Post # 505 (fiction)  THE TRACTATE OF SELWIN 

Of the very few that can remember Selwin Budge, not one could truthfully say that he was not an ardent believer; the trait that one could, accurately fault the strange little man, was that he was insular and fearfully, indecisive. Unlike the case with most people, who acquire their culture and belief system by the happenstance of birth, Selwin’s birth parents were completely unknown; he was abandoned, as a newborn, wrapped in a  soiled red blanket, and deposited, under cover of night, at the employee’s entrance, of the local “Dunkin Donuts.”

Selwin, by good fortune, was discovered and taken in by a middle-aged, alcoholic woman, who had never married nor had children. The nurturing woman thereupon discovered purpose in her previously empty life, gave up alcohol, and cared for the abandoned child until her untimely death, at the time of Selwin’s 15Th birthday. She had been able, through the influence of her second cousin, a City Councilman, and later, a Judge, sitting in the Family Court, to obtain a Birth Certificate, for the abandoned infant, giving him, her late father’s, name, “Selwin Budge.” Her father, who had been a Protestant Minister, of some obscure denomination, in Peoria, Illinois, had died in his early 50’s, of cirrhosis of the liver. Hannah his estranged,  only child, was not a follower of any religion but did keep, as mementos, his old Bible and some religious songbooks, bequeathed to her.

The abandoned child, was, thereafter, properly cared for by her, and attended primary school. Regrettably, his unusual appearance, (spectacled, cross-eyed, tiny and heavily freckled) apparently, was an impediment to any close friendships and caused him to be isolated, and from time to time, the victim of cruel pranks. His unhappy experience at school, led to his understandable, disinterest in socializing, and by default, to a curiosity and an interest, in the religious books, inherited by Hannah, his foster mother, and stored away, gathering dust, in the large clothes closet.

About the time of the early stages of Selwin’s learning to read, he began to question Hannah about the strangely worded religious books, but she was unable to answer even the simplest of his questions. However, it so happened, that a member of the Watchtower Society, was employed, as a Clerk, at the local grocery, and on a constant basis, seemed to be publically, proclaiming his religious faith. So, the eight-year old, Selwin, one day, asked him about the obscure verbiage in the religious books.
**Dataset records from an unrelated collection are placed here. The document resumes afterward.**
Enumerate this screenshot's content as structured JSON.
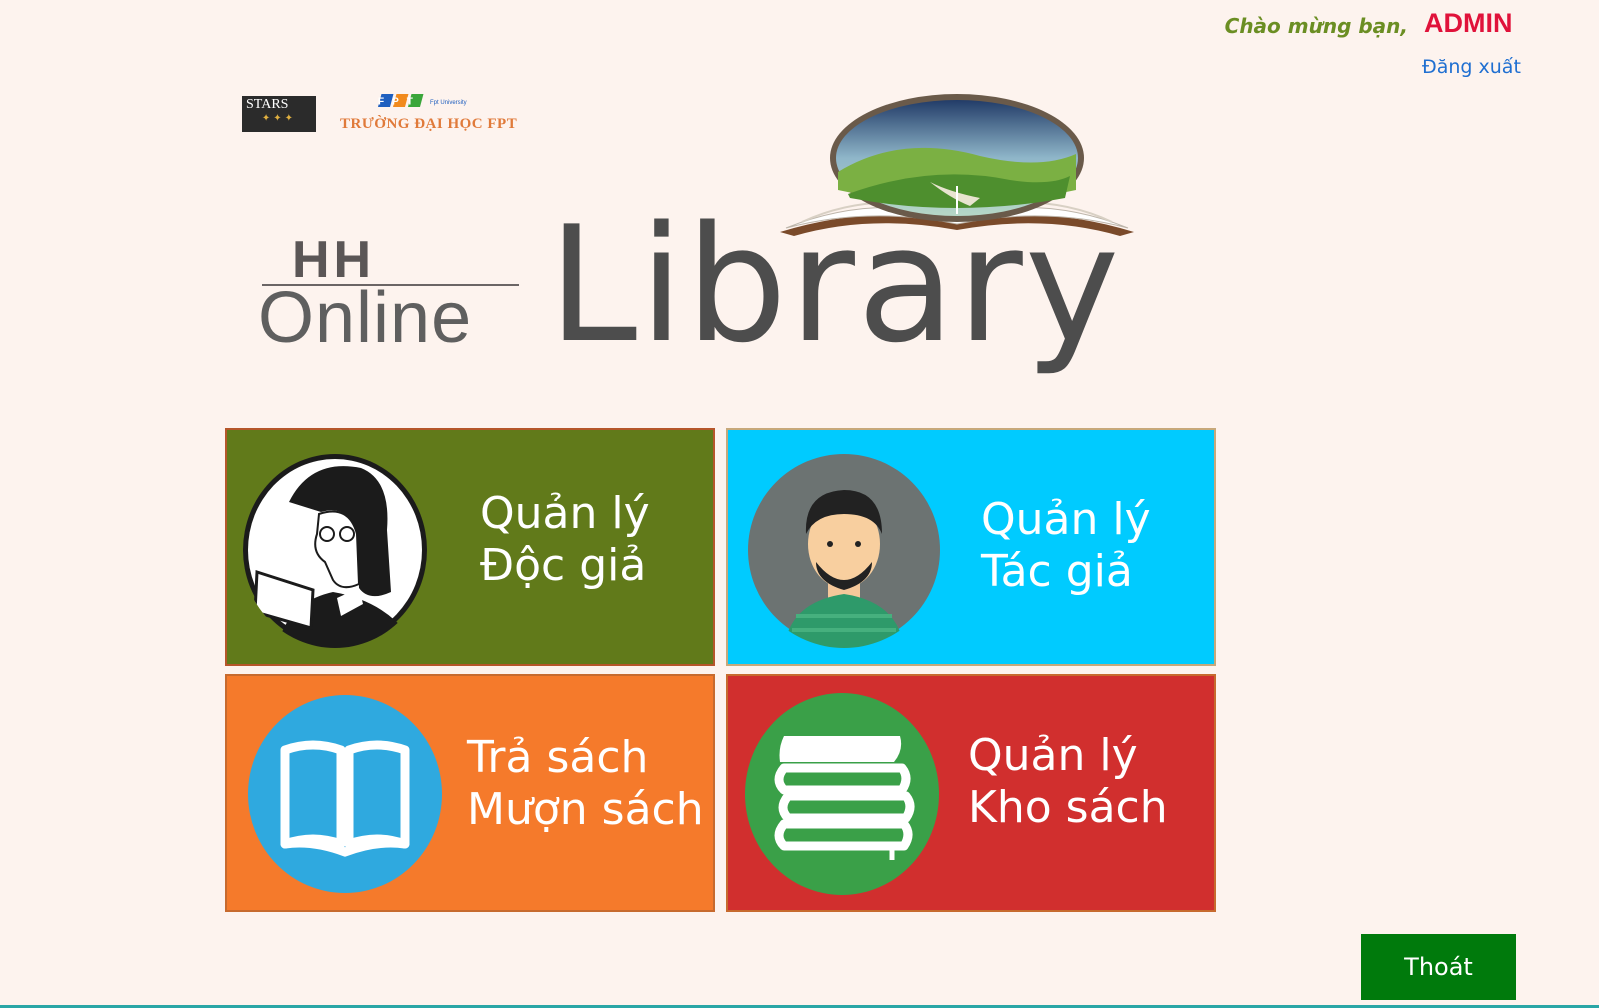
{
  "header": {
    "welcome_label": "Chào mừng bạn,",
    "username": "ADMIN",
    "logout_label": "Đăng xuất"
  },
  "partners": {
    "stars_text": "STARS",
    "fpt_text": "FPT",
    "fpt_small": "Fpt University",
    "fpt_caption": "TRƯỜNG ĐẠI HỌC FPT"
  },
  "brand": {
    "mark": "HH",
    "online": "Online",
    "library": "Library"
  },
  "tiles": [
    {
      "line1": "Quản lý",
      "line2": "Độc giả",
      "color": "#617a1a"
    },
    {
      "line1": "Quản lý",
      "line2": "Tác giả",
      "color": "#00cbff"
    },
    {
      "line1": "Trả sách",
      "line2": "Mượn sách",
      "color": "#f57a2b"
    },
    {
      "line1": "Quản lý",
      "line2": "Kho sách",
      "color": "#d12f2e"
    }
  ],
  "exit_label": "Thoát",
  "colors": {
    "background": "#fdf3ee",
    "username": "#e0123a",
    "link": "#1f6fd1",
    "exit_button": "#007a0c"
  }
}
The man was, initially, overjoyed to note that Selwin was interested in the subject, but, after some thought, stated, as follows, “You are too young to read the holy word, for now, just remember these words:” Believe in me (God) and ye shall be saved.”

Selwin was more puzzled than ever but was only too familiar, with the concept of “being saved,” from Hannah’s past relation to him, of his being found and saved by her, at the doorstep of a public business. In his nuanced set of preconceptions, “being saved” had personal, empirically specific and existential meaning, knowing, only too well, that he, a newborn, otherwise, would certainly, have died at the entrance to coffee shop. From that point on, and for the remainder of his life, Selwin ardently believed, that to be given the opportunity to live, one had to believe in the Deity.

As he grew older and progressed at school, the odd-looking and unpopular, Selwin, spent a great deal of his after school time at the local library. It was there, with the assistance of reference books, particularly the Encyclopedia Britannica, in researching the topics, “god” and “belief,” he discovered to his amazement and utter confusion, that there existed, in fact, many uncountable, modes of belief, each giving obeisance to a great number of differently envisioned Deities.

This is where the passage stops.